The city of Asheville, North Carolina, is reeling from the assault of Hurricane Helene, which tore through the southeastern US last week. The monster storm has claimed at least 200 lives across the region so far, carving a 500-mile trail of destruction through Florida, Georgia, Tennessee, Virginia, North Carolina, and South Carolina. Initial estimates ballpark the total damage and economic losses at around US$160bn, according to AccuWeather.

Residents of Asheville, situated far from the coast and having mostly dodged impacts from Hurricane Ian in 2022 and Tropical Cyclone Idalia in 2023, may have hoped they’d again be spared the worst from Helene. Along with ‘climate-proof Duluth’ in Minnesota and Ann Arbor in Michigan, Asheville is one of several urban areas said to have attracted ‘climate migrants’ from storm-lashed and wildfire-ravaged areas elsewhere in the US.
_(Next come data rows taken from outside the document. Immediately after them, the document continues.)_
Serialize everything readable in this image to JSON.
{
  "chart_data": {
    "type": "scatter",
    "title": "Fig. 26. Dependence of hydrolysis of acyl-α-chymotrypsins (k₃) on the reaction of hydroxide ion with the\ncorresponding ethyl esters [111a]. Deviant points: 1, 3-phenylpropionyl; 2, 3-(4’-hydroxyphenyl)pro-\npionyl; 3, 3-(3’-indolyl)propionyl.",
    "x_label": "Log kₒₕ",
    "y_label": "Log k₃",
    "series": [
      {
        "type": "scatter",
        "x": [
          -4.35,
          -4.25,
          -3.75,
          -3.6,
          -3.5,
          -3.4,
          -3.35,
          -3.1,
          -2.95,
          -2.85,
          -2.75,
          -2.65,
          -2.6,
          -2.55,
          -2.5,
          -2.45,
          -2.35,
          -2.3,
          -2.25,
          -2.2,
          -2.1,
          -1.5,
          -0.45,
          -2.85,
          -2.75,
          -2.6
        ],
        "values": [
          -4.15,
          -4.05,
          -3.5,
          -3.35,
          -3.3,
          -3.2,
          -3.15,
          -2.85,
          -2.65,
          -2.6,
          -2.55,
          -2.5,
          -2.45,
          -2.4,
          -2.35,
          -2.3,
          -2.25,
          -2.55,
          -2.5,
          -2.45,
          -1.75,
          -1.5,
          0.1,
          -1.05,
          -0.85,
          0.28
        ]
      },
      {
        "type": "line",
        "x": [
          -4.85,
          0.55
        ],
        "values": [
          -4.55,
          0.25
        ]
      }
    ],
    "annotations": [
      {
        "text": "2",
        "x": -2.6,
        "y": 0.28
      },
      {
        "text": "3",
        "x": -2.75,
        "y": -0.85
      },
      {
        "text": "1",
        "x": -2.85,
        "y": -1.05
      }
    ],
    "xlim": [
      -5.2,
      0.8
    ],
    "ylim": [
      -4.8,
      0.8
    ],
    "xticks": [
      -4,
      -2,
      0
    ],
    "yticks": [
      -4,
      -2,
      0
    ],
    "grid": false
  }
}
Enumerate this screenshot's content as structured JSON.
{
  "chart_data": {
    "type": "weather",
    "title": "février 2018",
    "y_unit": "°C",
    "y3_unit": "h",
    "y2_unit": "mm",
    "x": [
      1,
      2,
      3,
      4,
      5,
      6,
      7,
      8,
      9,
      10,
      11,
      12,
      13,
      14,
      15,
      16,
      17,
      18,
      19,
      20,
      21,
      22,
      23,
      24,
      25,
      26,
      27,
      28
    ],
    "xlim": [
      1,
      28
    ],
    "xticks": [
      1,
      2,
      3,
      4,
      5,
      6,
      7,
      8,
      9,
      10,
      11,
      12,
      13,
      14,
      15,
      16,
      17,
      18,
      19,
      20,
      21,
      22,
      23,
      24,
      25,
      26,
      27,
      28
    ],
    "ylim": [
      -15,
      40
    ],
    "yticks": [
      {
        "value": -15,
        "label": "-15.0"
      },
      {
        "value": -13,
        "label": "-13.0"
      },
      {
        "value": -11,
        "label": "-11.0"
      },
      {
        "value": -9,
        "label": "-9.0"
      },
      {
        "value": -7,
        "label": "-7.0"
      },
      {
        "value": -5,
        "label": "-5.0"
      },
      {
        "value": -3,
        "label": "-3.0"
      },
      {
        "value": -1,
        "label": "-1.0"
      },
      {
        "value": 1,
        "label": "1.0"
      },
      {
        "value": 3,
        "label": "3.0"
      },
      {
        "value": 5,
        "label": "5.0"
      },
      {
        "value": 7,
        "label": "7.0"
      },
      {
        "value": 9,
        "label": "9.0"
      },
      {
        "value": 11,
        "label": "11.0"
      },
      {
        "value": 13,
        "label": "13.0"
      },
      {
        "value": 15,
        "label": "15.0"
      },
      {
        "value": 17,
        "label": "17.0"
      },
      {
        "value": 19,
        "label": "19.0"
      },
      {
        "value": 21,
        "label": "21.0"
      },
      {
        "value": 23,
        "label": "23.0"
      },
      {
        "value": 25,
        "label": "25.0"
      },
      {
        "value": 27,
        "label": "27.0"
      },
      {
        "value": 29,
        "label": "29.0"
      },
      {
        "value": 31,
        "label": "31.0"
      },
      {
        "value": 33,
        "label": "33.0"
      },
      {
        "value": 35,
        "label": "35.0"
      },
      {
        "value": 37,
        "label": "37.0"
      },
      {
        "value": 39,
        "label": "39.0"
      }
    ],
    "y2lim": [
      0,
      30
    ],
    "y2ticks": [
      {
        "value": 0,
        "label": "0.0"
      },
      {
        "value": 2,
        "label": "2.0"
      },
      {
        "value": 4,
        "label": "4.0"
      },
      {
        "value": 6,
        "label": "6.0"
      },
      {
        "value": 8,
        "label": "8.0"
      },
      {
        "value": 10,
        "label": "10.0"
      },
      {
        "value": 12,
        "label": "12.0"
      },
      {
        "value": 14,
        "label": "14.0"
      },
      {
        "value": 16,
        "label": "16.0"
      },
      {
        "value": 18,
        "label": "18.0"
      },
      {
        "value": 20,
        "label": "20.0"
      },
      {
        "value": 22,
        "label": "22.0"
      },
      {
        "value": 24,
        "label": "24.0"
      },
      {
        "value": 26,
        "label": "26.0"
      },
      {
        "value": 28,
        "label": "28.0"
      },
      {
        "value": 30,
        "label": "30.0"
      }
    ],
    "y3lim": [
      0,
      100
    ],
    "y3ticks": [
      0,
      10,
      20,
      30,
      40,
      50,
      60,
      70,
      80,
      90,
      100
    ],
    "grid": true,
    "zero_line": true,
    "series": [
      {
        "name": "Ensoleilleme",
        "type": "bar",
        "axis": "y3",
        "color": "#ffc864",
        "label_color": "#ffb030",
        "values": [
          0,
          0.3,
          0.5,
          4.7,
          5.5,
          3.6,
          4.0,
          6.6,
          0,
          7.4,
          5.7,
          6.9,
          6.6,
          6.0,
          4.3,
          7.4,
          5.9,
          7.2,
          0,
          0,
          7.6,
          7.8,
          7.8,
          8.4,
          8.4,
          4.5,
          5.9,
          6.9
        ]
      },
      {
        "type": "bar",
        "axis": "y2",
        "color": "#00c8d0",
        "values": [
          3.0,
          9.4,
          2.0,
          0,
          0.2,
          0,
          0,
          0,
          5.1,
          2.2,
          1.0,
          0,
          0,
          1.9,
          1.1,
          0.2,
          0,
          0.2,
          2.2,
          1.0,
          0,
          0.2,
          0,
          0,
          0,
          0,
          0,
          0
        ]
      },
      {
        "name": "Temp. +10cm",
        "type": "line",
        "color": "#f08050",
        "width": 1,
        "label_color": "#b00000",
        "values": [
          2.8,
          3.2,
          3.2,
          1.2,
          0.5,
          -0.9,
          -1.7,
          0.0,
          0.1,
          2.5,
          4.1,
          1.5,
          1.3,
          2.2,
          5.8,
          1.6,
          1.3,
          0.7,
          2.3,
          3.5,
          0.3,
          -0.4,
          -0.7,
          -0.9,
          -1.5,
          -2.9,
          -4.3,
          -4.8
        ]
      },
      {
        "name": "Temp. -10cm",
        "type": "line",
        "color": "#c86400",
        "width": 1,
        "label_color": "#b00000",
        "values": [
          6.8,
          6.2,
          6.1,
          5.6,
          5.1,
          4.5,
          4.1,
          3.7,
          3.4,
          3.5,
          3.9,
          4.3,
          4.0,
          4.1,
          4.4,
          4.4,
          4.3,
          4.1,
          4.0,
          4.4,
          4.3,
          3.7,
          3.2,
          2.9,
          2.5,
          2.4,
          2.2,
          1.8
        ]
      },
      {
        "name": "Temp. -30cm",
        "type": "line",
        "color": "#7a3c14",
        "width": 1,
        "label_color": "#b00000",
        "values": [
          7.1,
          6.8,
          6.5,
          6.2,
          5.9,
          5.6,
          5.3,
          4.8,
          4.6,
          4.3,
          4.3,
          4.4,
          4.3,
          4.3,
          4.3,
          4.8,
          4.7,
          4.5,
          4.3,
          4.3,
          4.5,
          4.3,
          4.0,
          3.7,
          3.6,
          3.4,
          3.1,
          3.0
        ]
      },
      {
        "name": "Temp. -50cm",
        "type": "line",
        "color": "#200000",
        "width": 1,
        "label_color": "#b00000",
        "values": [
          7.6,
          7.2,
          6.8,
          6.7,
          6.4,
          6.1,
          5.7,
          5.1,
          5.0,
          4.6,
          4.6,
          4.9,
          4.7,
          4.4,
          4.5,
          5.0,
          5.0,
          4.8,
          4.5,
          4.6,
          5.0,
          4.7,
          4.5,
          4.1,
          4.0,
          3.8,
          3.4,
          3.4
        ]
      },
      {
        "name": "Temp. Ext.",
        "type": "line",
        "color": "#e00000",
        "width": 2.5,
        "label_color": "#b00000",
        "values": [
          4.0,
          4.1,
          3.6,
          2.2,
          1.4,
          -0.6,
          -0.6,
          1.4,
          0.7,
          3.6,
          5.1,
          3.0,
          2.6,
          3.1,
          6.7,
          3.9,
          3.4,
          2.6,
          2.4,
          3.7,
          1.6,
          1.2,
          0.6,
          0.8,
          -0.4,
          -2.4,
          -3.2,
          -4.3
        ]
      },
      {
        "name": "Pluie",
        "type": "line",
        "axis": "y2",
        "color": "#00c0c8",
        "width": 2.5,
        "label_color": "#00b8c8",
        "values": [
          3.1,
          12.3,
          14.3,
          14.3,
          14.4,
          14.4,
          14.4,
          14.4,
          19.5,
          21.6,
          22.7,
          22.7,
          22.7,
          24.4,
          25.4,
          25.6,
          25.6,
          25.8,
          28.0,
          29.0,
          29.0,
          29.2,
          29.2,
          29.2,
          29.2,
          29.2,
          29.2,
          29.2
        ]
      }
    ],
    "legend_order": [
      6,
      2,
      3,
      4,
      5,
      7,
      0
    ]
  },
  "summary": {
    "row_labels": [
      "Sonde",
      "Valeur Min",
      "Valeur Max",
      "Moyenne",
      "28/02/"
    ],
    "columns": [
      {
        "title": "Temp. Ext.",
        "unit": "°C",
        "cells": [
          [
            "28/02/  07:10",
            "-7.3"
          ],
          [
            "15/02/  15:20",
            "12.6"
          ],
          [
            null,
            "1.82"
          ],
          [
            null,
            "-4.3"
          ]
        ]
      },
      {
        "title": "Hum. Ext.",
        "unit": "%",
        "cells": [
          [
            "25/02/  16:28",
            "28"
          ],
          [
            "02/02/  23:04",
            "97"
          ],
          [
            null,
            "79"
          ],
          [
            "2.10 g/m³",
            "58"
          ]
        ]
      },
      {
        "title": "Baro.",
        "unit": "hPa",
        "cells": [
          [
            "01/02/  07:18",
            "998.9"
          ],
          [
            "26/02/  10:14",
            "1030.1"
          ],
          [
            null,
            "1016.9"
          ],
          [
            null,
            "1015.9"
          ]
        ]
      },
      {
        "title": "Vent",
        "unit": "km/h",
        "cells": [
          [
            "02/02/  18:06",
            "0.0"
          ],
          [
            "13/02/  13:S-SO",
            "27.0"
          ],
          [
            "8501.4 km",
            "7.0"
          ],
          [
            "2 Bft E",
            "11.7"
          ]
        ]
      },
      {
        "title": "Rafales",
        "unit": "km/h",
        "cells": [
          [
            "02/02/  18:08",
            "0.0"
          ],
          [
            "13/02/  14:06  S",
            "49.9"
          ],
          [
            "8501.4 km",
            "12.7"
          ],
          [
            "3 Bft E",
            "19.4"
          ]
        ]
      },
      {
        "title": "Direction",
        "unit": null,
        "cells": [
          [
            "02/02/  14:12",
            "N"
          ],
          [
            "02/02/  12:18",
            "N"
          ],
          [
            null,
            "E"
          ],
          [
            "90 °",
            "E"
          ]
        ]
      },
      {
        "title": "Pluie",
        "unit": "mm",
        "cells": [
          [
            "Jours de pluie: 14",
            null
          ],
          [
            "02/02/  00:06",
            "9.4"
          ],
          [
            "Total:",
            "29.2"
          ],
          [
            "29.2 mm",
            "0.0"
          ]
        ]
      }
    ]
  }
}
No self-respecting emergency manager or scientist would ever promote the idea of a climate haven

Jeffrey Schlegelmilch, Director at the National Center for Disaster Preparedness, Earth Institute, Columbia University

Hurricane Helene shows nowhere is safe from climate impacts, however. Indeed, the idea that any place could be a “climate haven” was always nonsense, according to experts.